Although UCLA is an institution that encourages free speech, we condemn and deplore such tactics in the strongest possible terms. Using violence and physical threats to advocate policy or advance a political view is unacceptable in a civilized, democratic society.
Such tactics recently led a UCLA researcher – the target of multiple home demonstrations and the father of small children – to discontinue research involving animals. As a community of scholars we are deeply troubled by this decision but understand and sympathize with our colleague's plight. As we move forward in this difficult environment, however, it's important for the university community to know that UCLA remains committed to utilizing humane and tightly regulated animal research to help improve human health.
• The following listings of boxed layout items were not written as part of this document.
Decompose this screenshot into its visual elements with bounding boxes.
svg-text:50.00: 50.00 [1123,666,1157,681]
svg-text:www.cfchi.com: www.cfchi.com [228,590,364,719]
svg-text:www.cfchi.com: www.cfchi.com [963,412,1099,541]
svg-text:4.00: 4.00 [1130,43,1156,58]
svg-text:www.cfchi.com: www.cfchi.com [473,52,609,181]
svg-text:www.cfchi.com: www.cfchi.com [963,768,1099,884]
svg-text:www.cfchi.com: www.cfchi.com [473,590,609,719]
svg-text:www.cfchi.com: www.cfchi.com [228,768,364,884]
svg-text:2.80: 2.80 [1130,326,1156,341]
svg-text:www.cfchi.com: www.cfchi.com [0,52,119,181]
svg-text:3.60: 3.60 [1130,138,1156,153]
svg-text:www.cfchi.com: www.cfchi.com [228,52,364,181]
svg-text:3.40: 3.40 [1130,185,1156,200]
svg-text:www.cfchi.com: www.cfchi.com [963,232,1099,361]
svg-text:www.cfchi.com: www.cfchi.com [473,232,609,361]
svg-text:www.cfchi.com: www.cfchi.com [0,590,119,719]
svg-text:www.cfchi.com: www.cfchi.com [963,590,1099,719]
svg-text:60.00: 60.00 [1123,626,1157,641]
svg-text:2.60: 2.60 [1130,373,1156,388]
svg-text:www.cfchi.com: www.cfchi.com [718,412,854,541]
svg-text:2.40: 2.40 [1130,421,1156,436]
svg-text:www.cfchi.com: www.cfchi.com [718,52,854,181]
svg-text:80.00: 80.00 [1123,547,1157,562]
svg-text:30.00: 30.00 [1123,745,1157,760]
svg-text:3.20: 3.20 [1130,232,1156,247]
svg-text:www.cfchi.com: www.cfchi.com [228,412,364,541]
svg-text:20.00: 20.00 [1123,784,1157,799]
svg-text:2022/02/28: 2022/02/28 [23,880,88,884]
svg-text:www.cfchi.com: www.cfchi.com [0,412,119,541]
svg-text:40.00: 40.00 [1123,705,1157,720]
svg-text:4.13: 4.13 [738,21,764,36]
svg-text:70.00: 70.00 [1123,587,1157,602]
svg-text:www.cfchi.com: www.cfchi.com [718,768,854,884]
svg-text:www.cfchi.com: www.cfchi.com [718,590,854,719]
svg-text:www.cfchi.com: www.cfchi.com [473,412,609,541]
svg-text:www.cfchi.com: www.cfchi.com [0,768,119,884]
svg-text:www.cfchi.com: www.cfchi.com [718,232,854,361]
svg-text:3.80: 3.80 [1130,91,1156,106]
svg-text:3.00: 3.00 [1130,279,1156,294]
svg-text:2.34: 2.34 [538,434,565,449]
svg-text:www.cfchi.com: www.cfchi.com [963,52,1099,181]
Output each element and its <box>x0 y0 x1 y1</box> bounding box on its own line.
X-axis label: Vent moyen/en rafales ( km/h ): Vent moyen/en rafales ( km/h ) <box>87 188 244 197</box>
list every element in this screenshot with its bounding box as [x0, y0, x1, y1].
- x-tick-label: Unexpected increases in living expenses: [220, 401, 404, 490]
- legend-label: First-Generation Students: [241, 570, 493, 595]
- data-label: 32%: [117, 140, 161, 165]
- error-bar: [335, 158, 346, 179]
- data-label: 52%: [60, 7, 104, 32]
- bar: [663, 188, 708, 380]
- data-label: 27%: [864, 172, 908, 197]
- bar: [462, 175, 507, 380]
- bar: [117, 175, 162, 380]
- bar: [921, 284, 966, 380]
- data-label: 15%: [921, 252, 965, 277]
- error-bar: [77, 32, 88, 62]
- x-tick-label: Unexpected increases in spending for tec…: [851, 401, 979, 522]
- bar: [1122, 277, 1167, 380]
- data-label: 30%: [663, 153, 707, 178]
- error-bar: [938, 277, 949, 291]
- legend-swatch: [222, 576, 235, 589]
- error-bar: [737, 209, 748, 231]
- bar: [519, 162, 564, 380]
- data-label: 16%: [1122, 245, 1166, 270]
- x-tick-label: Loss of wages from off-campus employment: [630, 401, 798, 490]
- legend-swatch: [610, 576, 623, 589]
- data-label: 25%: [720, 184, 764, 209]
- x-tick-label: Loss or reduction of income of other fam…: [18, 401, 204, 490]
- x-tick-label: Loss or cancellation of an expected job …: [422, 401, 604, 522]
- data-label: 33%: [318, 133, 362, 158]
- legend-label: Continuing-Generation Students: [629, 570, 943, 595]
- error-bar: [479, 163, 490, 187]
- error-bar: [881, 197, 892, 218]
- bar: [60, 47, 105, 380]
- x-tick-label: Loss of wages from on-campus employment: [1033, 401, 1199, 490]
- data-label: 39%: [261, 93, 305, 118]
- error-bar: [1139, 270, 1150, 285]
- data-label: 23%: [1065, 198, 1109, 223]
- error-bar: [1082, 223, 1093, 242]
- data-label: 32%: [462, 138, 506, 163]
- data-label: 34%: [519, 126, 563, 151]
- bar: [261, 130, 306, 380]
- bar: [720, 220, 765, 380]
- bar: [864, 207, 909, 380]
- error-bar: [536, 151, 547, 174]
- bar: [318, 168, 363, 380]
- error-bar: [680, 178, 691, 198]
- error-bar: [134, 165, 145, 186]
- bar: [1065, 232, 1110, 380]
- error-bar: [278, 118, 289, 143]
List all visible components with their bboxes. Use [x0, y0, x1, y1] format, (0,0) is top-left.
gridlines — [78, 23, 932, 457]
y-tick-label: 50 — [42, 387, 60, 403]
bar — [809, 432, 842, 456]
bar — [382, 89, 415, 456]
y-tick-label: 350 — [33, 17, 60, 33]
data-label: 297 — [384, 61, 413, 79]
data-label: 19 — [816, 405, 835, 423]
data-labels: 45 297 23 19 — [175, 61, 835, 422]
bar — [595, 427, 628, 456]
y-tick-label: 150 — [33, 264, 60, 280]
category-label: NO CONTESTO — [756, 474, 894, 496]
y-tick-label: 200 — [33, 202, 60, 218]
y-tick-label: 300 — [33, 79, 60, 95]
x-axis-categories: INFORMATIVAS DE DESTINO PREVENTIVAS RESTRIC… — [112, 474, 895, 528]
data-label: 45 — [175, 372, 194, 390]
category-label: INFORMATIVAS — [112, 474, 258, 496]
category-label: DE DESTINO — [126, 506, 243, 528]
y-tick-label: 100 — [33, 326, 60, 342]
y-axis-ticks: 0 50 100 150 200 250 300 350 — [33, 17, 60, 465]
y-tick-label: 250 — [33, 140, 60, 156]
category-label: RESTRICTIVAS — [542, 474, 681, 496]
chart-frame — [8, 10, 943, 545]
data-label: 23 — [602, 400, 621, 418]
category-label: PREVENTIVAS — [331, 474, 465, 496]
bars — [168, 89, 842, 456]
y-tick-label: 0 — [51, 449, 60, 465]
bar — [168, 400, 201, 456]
UCLA takes very seriously its responsibility for humane care and ethical treatment of animals. Every research project involving animals is subjected to a rigorous application and review process. Before any project can begin, it must first meet stringent federal and state laws and university protocols. The university's Animal Research Committee ensures that research strictly adheres not only to the federal Animal Welfare Act but also the "Guide for the Care and Use of Laboratory Animals" issued by the National Institutes of Health and guidelines issued by the National Research Council .
A staff of dedicated, highly trained veterinarians and technicians monitors all research projects to ensure proper care of animals. Campus facilities are regularly inspected by the United States Department of Agriculture, the Association for Assessment and Accreditation of Laboratory Animal Care, and UCLA regulators. Federal and state agencies have found UCLA in full compliance with all existing laws.
Laboratory animals are a critical component of modern research because they serve as effective models for the study of human disease. Research involving laboratory animals has served as a vital cornerstone in the development of life-saving procedures and medicines that enhance quality of life. Among them are radiation therapy and other cancer treatments, tuberculosis vaccine, organ transplantation, fetal circulatory health treatments and mental health treatments.
UCLA will continue to advance biomedical knowledge while strictly observing the laws that regulate the use of animals and ensure that they are treated humanely. Discontinuing all animal research would diminish hope for people with cancer, AIDS, heart disease and hundreds of other diseases.
We will also continue to work with law enforcement agencies to help protect the safety of faculty members who, faced with harassment and violence, perform research that carries direct benefits to society.
Peccei is the UCLA vice chancellor for research.